American politician (1802-1873)

William Duckett Bowie (7 October 1803 - 18 July 1873), was an American politician. The eldest child of William Bowie and Kitty Beanes Duckett, he was born at Fairview Plantation in Prince George's County, Maryland.

==Career and Wealth==
His maternal grandfather, Baruch Duckett left him Quarter Plantation near Collington, Maryland where he settled after leaving college as well as a sizeable number of slaves
After the death of his two brothers, Governor Robert Bowie in 1818 and Walter Baruch Bowie in 1832, and by purchasing the interests of his sisters, he became the owner of Fairview where he then made his home.

Upon the death of his father in 1810, William Duckett Bowie was made the executor of his will which increased his wealth significantly and his uncle, Daniel Bowie bequeathed to him all of his land upon his death as well which combined, made him one of the wealthiest planters in Prince George's County.

In 1830, he and his uncle Walter Bowie Jr. were appointed by the Governor Thomas King Carroll as members of the Levy Court for Prince George's County.
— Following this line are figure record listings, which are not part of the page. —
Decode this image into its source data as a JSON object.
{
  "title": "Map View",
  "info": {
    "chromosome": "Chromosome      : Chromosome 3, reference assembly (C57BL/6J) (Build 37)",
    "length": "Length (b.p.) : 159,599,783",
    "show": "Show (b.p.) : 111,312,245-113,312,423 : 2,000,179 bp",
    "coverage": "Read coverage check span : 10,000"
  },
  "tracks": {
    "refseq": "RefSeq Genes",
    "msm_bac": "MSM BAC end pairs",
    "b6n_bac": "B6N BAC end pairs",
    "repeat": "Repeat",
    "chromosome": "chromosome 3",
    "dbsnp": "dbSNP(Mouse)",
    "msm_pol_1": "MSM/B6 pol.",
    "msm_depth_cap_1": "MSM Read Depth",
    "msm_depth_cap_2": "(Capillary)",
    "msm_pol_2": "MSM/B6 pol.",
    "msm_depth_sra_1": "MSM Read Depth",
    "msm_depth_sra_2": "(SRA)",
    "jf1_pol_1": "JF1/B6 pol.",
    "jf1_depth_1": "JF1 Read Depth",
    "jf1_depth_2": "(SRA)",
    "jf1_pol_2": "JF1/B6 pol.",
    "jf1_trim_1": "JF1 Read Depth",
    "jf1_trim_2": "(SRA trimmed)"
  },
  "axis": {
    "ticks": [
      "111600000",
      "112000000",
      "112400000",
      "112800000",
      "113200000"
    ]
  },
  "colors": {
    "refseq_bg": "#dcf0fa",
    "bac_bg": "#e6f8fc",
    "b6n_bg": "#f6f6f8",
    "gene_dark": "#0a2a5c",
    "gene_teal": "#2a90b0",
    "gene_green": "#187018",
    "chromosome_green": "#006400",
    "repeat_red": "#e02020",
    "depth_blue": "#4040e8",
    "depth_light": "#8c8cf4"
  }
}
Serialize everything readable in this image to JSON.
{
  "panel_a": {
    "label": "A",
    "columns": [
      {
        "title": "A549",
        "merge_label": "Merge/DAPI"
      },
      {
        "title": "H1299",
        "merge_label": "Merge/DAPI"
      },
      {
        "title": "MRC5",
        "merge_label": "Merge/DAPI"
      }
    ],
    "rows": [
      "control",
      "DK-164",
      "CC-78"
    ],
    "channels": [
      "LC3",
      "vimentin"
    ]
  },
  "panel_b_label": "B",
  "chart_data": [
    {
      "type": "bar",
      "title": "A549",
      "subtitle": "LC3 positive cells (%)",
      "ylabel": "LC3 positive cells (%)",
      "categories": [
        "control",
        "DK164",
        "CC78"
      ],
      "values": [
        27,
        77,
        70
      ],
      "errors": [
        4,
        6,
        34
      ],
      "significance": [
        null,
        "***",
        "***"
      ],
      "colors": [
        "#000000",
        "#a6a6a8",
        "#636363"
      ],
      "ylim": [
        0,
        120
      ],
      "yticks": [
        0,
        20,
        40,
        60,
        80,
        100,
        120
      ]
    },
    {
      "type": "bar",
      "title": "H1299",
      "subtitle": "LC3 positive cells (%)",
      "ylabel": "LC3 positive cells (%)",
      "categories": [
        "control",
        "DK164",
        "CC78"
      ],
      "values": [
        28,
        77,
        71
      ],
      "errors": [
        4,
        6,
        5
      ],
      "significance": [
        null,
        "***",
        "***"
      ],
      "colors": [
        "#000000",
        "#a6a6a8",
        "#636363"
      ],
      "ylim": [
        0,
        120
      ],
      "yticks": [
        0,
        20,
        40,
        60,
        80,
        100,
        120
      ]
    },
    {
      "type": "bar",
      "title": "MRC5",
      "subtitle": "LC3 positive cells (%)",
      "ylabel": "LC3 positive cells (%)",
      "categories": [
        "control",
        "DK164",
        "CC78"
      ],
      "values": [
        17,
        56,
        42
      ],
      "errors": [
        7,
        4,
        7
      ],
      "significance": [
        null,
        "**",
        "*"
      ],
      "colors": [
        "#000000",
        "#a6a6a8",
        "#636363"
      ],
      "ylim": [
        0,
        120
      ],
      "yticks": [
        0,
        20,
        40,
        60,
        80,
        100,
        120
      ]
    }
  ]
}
In 1838 and 1839 he was nominated by the Democrats for the state Legislature but defeated by his cousin Thomas Fielder Bowie the Whig candidate. in 1840, he overcame the large Whig vote and was elected to the Maryland House of Delegates in which he served two terms. After that, he beat the Whig leader Robert Bowie of Mattaponi, Maryland for the Maryland Senate seat. He was re-elected at the end of his first term.

==Family==
On 8 February 1825, William Duckett Bowie married Eliza Mary Oden, daughter of Benjamin Oden Sr. and Rachael Sophia West. They had five children, Oden Bowie, born 10 December 1826, Catherine Bowie in 1828, William Duckett Bowie Jr. in November 1830, Christiana Sophia Bowie in 1835 and Walter Baruch Bowie on 26 August 1836. Eliza died in 1849.

On 7 January 1854, William Duckett Bowie married his first wife's half-sister, Mary Black West. They had three girls, Harriet Oden Bowie, Mary Eliza Bowie and Laura Bowie.

After his second marriage Bowie gave Fairview to his eldest son, Oden Bowie and moved to Bellefields near Croom, Maryland which was the old Colonial home of his second wife. Bellefield had originally been the property of Patrick Sim, ancestor of Governor Thomas Sim Lee. Bowie died at Bellefield 18 July 1873 and is interred at Fairview.